– Пить без хозяина мы не станем, – объявил Хуммер.
Панкратов налил гостям чаю – и американец первым жадно принялся пить обжигающий напиток.
– А кстати, Панкратов, у вас имеется имя и отчество? – спросил Хуммер.
– Леонид Михайлович. Лучше просто Леонид.
– Действительно, лучше. Вам ведь еще и двадцати лет, наверное, не исполнилось?
Панкратов зарделся:
– Мне восемнадцать. Будет через месяц.
– Хорошие у вас работники в советской стране, молодые совсем.
Пронин приметил, что Хуммер как-то странно поглядывает на Панкратова. Но отогнал «античные» мысли.
– Мне с детства хорошо давались иностранные языки. Я много перевожу для товарища Чичерина.
– Я это сразу понял, – по-кошачьи растягивая слова, сказал Хуммер, отправляя в рот кусок домашнего печенья.
Но тут на лестнице послышались бодрые голоса. И в комнату, как метеор, ворвался Чичерин, а за ним – рослый красноармеец с винтовкой.
– Мои дорогие друзья! Арнольд, чертушка, прости, что заставил тебя ждать! Не всегда даже мы, дипломаты, до конца точны.
Хуммер встал ему навстречу, они обнялись и поцеловались.
– Ты, Борисов, уходи в свою комнату, – приказал Чичерин красноармейцу. – А мы здесь посидим, поговорим, прошлое вспомним. У меня неплохой рояль. Ты по-прежнему любишь Моцарта? – строго спросил он Хуммера.

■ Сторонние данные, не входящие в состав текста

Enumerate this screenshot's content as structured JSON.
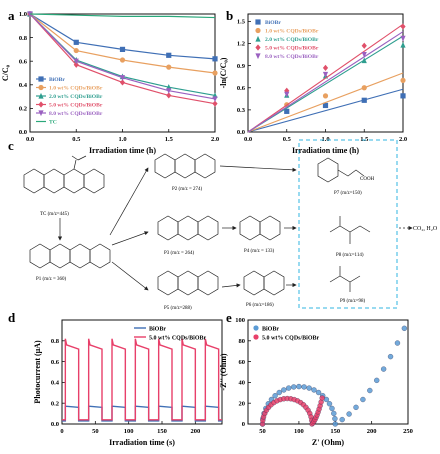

– Куда деться от этой любви?
Чичерин тут же принялся что-то напевать из любимого композитора. Американец его поддержал. А Пронин не мог подпеть, не узнавал этой вещицы. Он вообще в те годы не отличался музыкальной памятью и эрудицией.

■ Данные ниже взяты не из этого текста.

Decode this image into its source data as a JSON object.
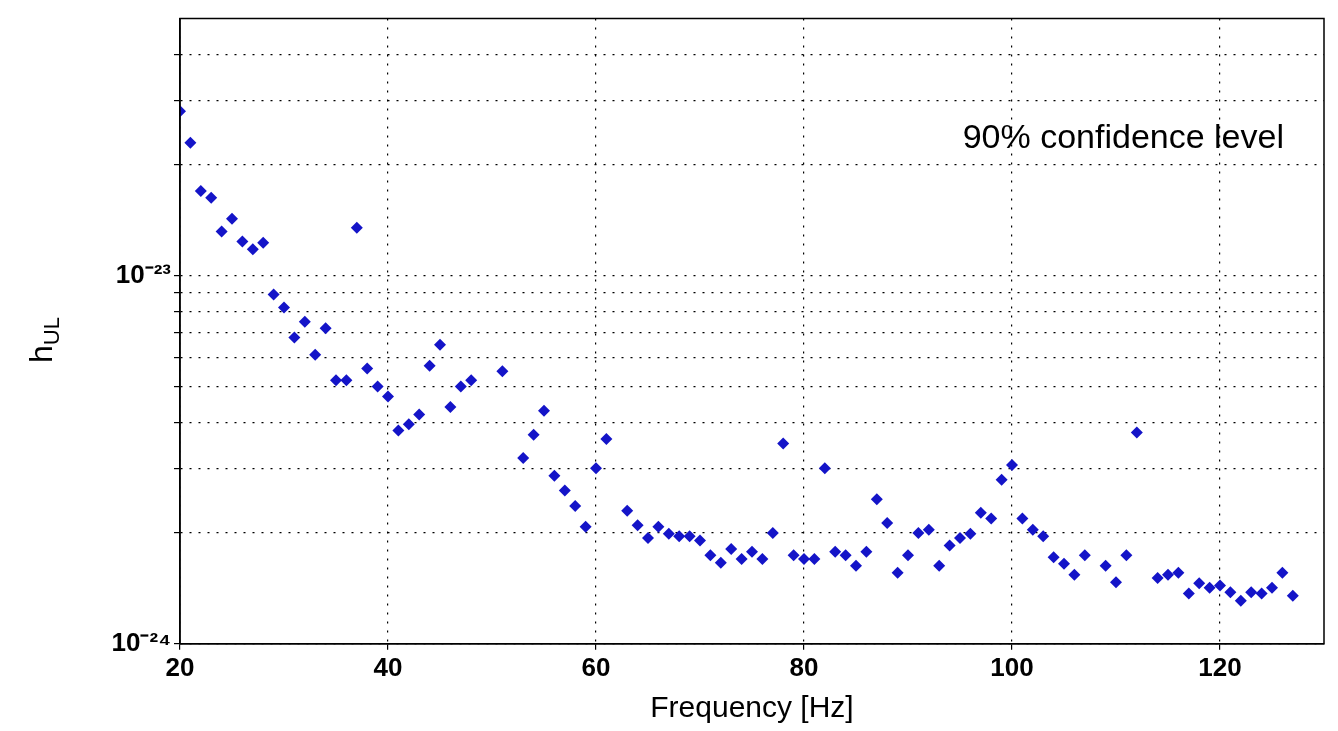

– У меня есть твой любимый ром, – сказал Хуммер, расплываясь в улыбке.
– Ты не забыл? Это трогательно. Очень трогательно, мой друг. Иван Николаевич, мы же в свое время и в Нью-Йорке, и в Лондоне гуляли, что твои купчики. Из ресторана в ресторан, из салона в салон. И о театрах не забывали, и о филармониях. Особенно, если речь шла о Моцарте. А вы любите Вольфганга Амадея?
– Да, конечно. Хотя не успел еще пополнить своего музыкального образования.

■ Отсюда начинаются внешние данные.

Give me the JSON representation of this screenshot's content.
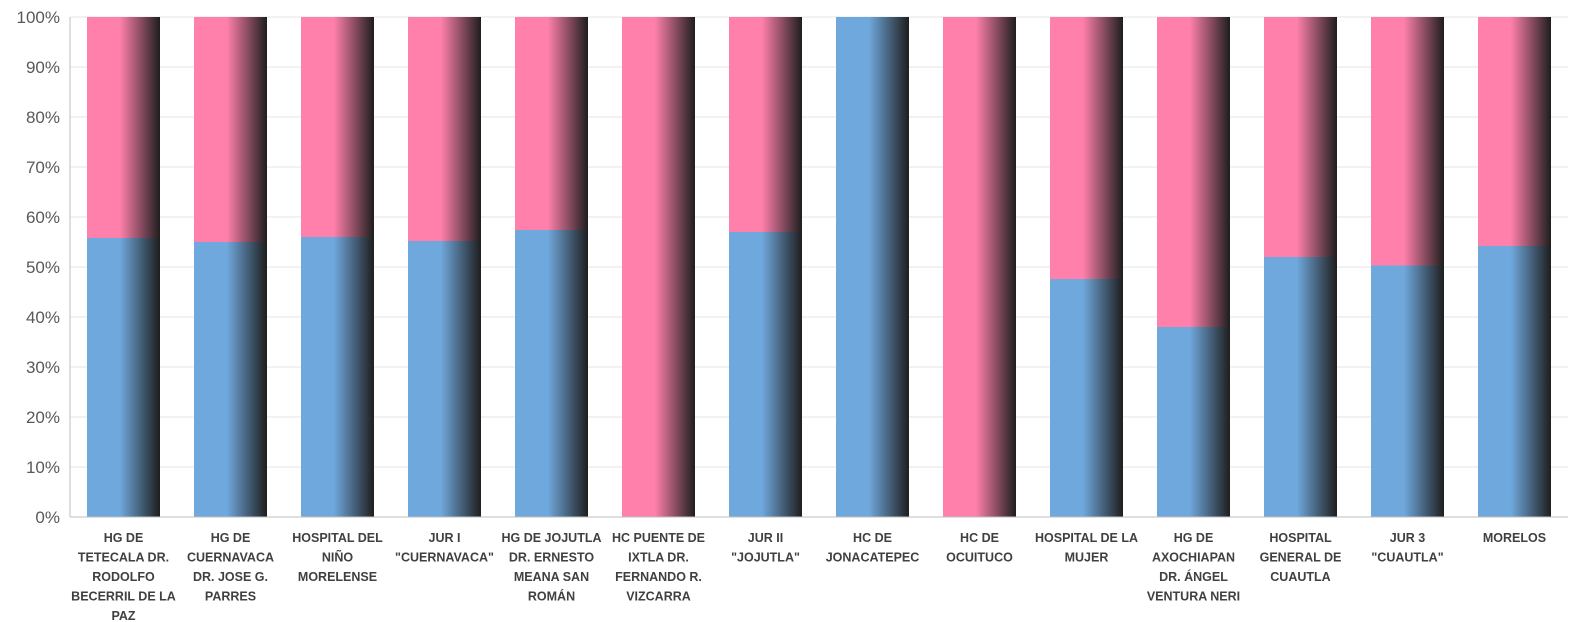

– Успеете. Какие ваши годы. Вот мой Панкратов тоже год назад в музыке почти не разбирался. Сейчас уже может отличить «Волшебную флейту» от «Женитьбы Фигаро».
Чичерин и Хуммер рассмеялись.
Бокалы уже были наполнены ромом.
Чичерин начал нечто вроде застольного спича:
– Работы сейчас много. Больше, чем нужно. Больше, чем может выдержать человек вроде меня. Я ведь уже не молод. Эх, поздновато, поздновато случилась революция. Если бы лет на пять пораньше – уж я бы дал жару! А сейчас память сужается, живот растет, сна требуется больше, а уснуть-то сложнее. Невеселая вещь – старение. Но мы пока держимся. Я считаю, есть все основания выходить на серьезные связи с Соединенными Штатами. Нет, нет, не через политиков. Через бизнес. Даже такая сволочь, как Форд, готова с нами работать. Готова, я знаю. У нас там надежные осведомители. Ваши коллеги, Иван Николаевич, – Чичерин с достоинством рассмеялся. – Поэтому мы крайне заинтересованы в дружбе с тобой Арнольд. Я – лично, как душевный твой приятель. А страна – по-особому. Потому что ты крутишься среди полезных для нас людей. И, как говорится, имеешь влияние. Ведь имеешь, не так ли?
– Не стоит преувеличивать мой вес, – скромно заметил Хуммер. – Но я, как известно, готов помогать молодой советской республике. В отличие от многих наших зубров.
– У нас и на зубров найдется дробь! – перебил его Чичерин. – Мы после гражданской войны ничего и никого не боимся. Какие уж тут страхи, когда полмира в душе за нас. Весь пролетариат за нас, все угнетенные жители колоний. Великая сила! Попробуй ее не учитывать.